Les Rebelles Exclus et les Rebelles de l’Extinction ont un objectif commun: un capitalisme mutant qui nuit à la planète et aux hommes.
Rebelles exclus ou l’urgence de la survie quotidienne
Le Brexit concerne les relations entre la Grande-Bretagne et l’Europe, n’est-ce pas? Certes. Mais le Brexit fait également partie d’une plus grande révolte mondiale. Ce qui rend la chose si compliquée et effrayante, c’est que cette plus grande révolte n’est que l’une des deux révoltes qui éclatent à travers le monde. À moins que nous trouvions un moyen de les réunir, elles ressembleront de plus en plus à une guerre civile mondiale et se déchireront mutuellement, comme elles commencent à le faire aux États-Unis.

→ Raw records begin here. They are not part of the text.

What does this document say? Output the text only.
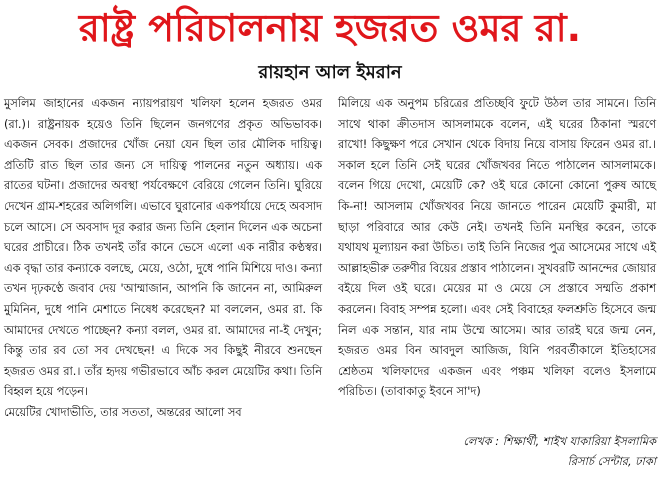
রাষ্ট্র পরিচালনায় হজরত ওমর রা.
রায়হান আল ইমরান

মুসলিম জাহানের একজন ন্যায়পরায়ণ খলিফা হলেন হজরত ওমর (রা.)। রাষ্ট্রনায়ক হয়েও তিনি ছিলেন জনগণের প্রকৃত অভিভাবক। একজন সেবক। প্রজাদের খোঁজ নেয়া যেন ছিল তার মৌলিক দায়িত্ব। প্রতিটি রাত ছিল তার জন্য সে দায়িত্ব পালনের নতুন অধ্যায়। এক রাতের ঘটনা। প্রজাদের অবস্থা পর্যবেক্ষণে বেরিয়ে গেলেন তিনি। ঘুরিয়ে দেখেন গ্রাম-শহরের অলিগলি। এভাবে ঘুরানোর একপর্যায়ে দেহে অবসাদ চলে আসে। সে অবসাদ দূর করার জন্য তিনি হেলান দিলেন এক অচেনা ঘরের প্রাচীরে। ঠিক তখনই তাঁর কানে ভেসে এলো এক নারীর কণ্ঠস্বর। এক বৃদ্ধা তার কন্যাকে বলছে, মেয়ে, ওঠো, দুধে পানি মিশিয়ে দাও। কন্যা তখন দৃঢ়কণ্ঠে জবাব দেয় 'আম্মাজান, আপনি কি জানেন না, আমিরুল মুমিনিন, দুধে পানি মেশাতে নিষেধ করেছেন? মা বললেন, ওমর রা. কি আমাদের দেখতে পাচ্ছেন? কন্যা বলল, ওমর রা. আমাদের না-ই দেখুন; কিন্তু তার রব তো সব দেখছেন! এ দিকে সব কিছুই নীরবে শুনছেন হজরত ওমর রা.। তাঁর হৃদয় গভীরভাবে আঁচ করল মেয়েটির কথা। তিনি বিহ্বল হয়ে পড়েন।

মেয়েটির খোদাভীতি, তার সততা, অন্তরের আলো সব

মিলিয়ে এক অনুপম চরিত্রের প্রতিচ্ছবি ফুটে উঠল তার সামনে। তিনি সাথে থাকা ক্রীতদাস আসলামকে বলেন, এই ঘরের ঠিকানা স্মরণে রাখো! কিছুক্ষণ পরে সেখান থেকে বিদায় নিয়ে বাসায় ফিরেন ওমর রা.। সকাল হলে তিনি সেই ঘরের খোঁজখবর নিতে পাঠালেন আসলামকে। বলেন গিয়ে দেখো, মেয়েটি কে? ওই ঘরে কোনো কোনো পুরুষ আছে কি-না! আসলাম খোঁজখবর নিয়ে জানতে পারেন মেয়েটি কুমারী, মা ছাড়া পরিবারে আর কেউ নেই। তখনই তিনি মনস্থির করেন, তাকে যথাযথ মূল্যায়ন করা উচিত। তাই তিনি নিজের পুত্র আসেমের সাথে এই আল্লাহভীরু তরুণীর বিয়ের প্রস্তাব পাঠালেন। সুখবরটি আনন্দের জোয়ার বইয়ে দিল ওই ঘরে। মেয়ের মা ও মেয়ে সে প্রস্তাবে সম্মতি প্রকাশ করলেন। বিবাহ সম্পন্ন হলো। এবং সেই বিবাহের ফলশ্রুতি হিসেবে জন্ম নিল এক সন্তান, যার নাম উম্মে আসেম। আর তারই ঘরে জন্ম নেন, হজরত ওমর বিন আবদুল আজিজ, যিনি পরবর্তীকালে ইতিহাসের শ্রেষ্ঠতম খলিফাদের একজন এবং পঞ্চম খলিফা বলেও ইসলামে পরিচিত। (তাবাকাতু ইবনে সা'দ)

লেখক : শিক্ষার্থী, শাইখ যাকারিয়া ইসলামিক
রিসার্চ সেন্টার, ঢাকা
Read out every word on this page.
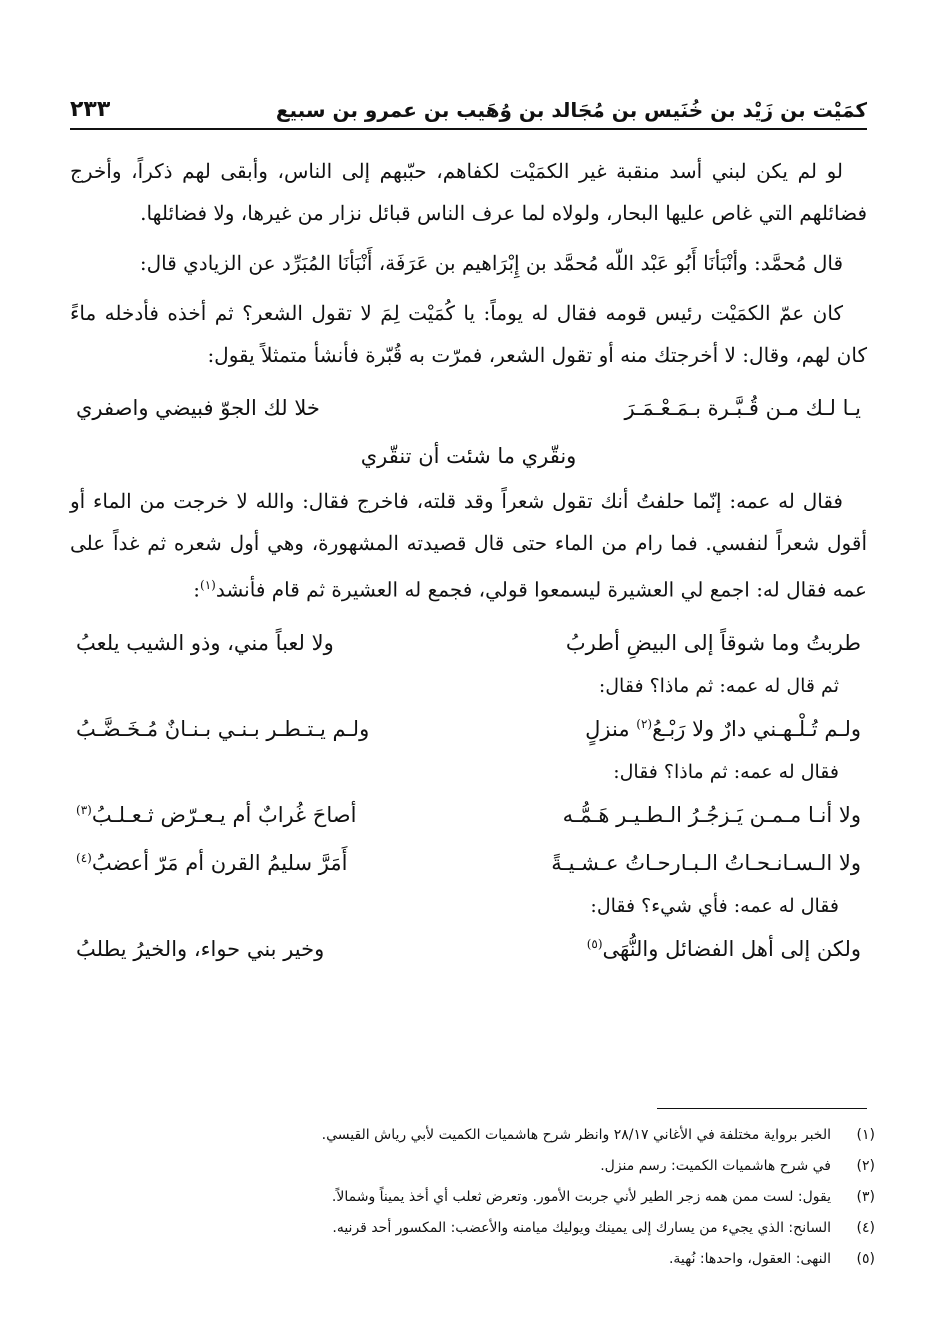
٢٣٣	كمَيْت بن زَيْد بن خُنَيس بن مُجَالد بن وُهَيب بن عمرو بن سبيع

لو لم يكن لبني أسد منقبة غير الكمَيْت لكفاهم، حبّبهم إلى الناس، وأبقى لهم ذكراً، وأخرج فضائلهم التي غاص عليها البحار، ولولاه لما عرف الناس قبائل نزار من غيرها، ولا فضائلها.

قال مُحمَّد: وأنْبَأنَا أَبُو عَبْد اللّه مُحمَّد بن إِبْرَاهيم بن عَرَفَة، أَنْبَأنَا المُبَرِّد عن الزيادي قال:

كان عمّ الكمَيْت رئيس قومه فقال له يوماً: يا كُمَيْت لِمَ لا تقول الشعر؟ ثم أخذه فأدخله ماءً كان لهم، وقال: لا أخرجتك منه أو تقول الشعر، فمرّت به قُبّرة فأنشأ متمثلاً يقول:

يـا لـك مـن قُـبَّـرة بـمَـعْـمَـرَ
خلا لك الجوّ فبيضي واصفري
ونقّري ما شئت أن تنقّري

فقال له عمه: إنّما حلفتُ أنك تقول شعراً وقد قلته، فاخرج فقال: والله لا خرجت من الماء أو أقول شعراً لنفسي. فما رام من الماء حتى قال قصيدته المشهورة، وهي أول شعره ثم غداً على عمه فقال له: اجمع لي العشيرة ليسمعوا قولي، فجمع له العشيرة ثم قام فأنشد$^{(١)}$:

طربتُ وما شوقاً إلى البيضِ أطربُ
ولا لعباً مني، وذو الشيب يلعبُ
ثم قال له عمه: ثم ماذا؟ فقال:
ولـم تُـلْـهـني دارٌ ولا رَبْـعُ$^{(٢)}$ منزلٍ
ولـم يـتـطـر بـنـي بـنـانٌ مُـخَـضَّـبُ
فقال له عمه: ثم ماذا؟ فقال:
ولا أنـا مـمـن يَـزجُـرُ الـطـيـر هَـمُّـه
أصاحَ غُرابٌ أم يـعـرّض ثـعـلـبُ$^{(٣)}$
ولا الـسـانـحـاتُ الـبـارحـاتُ عـشـيـةً
أَمَرَّ سليمُ القرن أم مَرّ أعضبُ$^{(٤)}$
فقال له عمه: فأي شيء؟ فقال:
ولكن إلى أهل الفضائل والنُّهَى$^{(٥)}$
وخير بني حواء، والخيرُ يطلبُ
(١)الخبر برواية مختلفة في الأغاني ٢٨/١٧ وانظر شرح هاشميات الكميت لأبي رياش القيسي.
(٢)في شرح هاشميات الكميت: رسم منزل.
(٣)يقول: لست ممن همه زجر الطير لأني جربت الأمور. وتعرض ثعلب أي أخذ يميناً وشمالاً.
(٤)السانح: الذي يجيء من يسارك إلى يمينك ويوليك ميامنه والأعضب: المكسور أحد قرنيه.
(٥)النهى: العقول، واحدها: نُهية.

La première est la Rébellion des Exclus, une révolte contre ce bricolage qu’est le capitalisme mondial moderne. Au cœur de tout cela se trouve l’échec du fondement moral du capitalisme des actionnaires : La théorie du ruissellement. Au fur et à mesure que les économies se sont répandues, les avantages n’ont pas ruisselé, mais ont plutôt profité à une petite élite mondiale. La richesse leur est tombée entre les mains comme de la neige sèche par une journée venteuse. Tous les autres sont exclus, gagnant leur vie difficilement alors que les vents amers soufflent le peu de richesse qu’ils peuvent voir dans les réserves massives que détient déjà l’élite mondiale.
Pour les exclus, il est clair qu’ils ne sont rien de plus que de la matière à exploiter pour les entreprises internationales axées sur le secteur financier, que ce soit en tant qu’ouvriers ou consommateurs alimentés par le crédit. Comme le relayait le magazine Bilan dans son article « Le vrai visage de l’endettement mondial », le cumul de la dette privée et publique au niveau mondial a atteint un record historique en 2017. Depuis 1950, le poids de l’endettement du secteur privé a triplé. Derrière ces entreprises, il y a les marchés financiers qui maintiennent les exclus en crédit et en dette. Et ces marchés sont opérés par une élite financière dont les excès ont conduit à un effondrement financier au détriment des services publics sur lequel comptent les exclus.
Maintenant, ils en ont assez, alors se tournent vers des populistes tels que Donald Trump, Jair Bolsonaro, Boris Johnson et Marine Le Pen pour contester. Le vote du Brexit n’est qu’une autre manifestation de ce phénomène. Ce Rebelle Exclu est une personne sans sécurité financière, qui vit souvent sur le fil du rasoir. Au Royaume-Uni, un tiers des travailleurs économisent moins de 500 £ pour les jours malheureux. Trop de personnes vivent dans une profonde insécurité. Trop d’entre eux ont trop peu à perdre en cassant la tirelire et en prenant des risques par la suite. La Suisse n’est pas exclue de cette réalité, l’aide sociale couvre de justesse le minimum vital, selon une étude du bureau BASS publié le 8 janvier 2019.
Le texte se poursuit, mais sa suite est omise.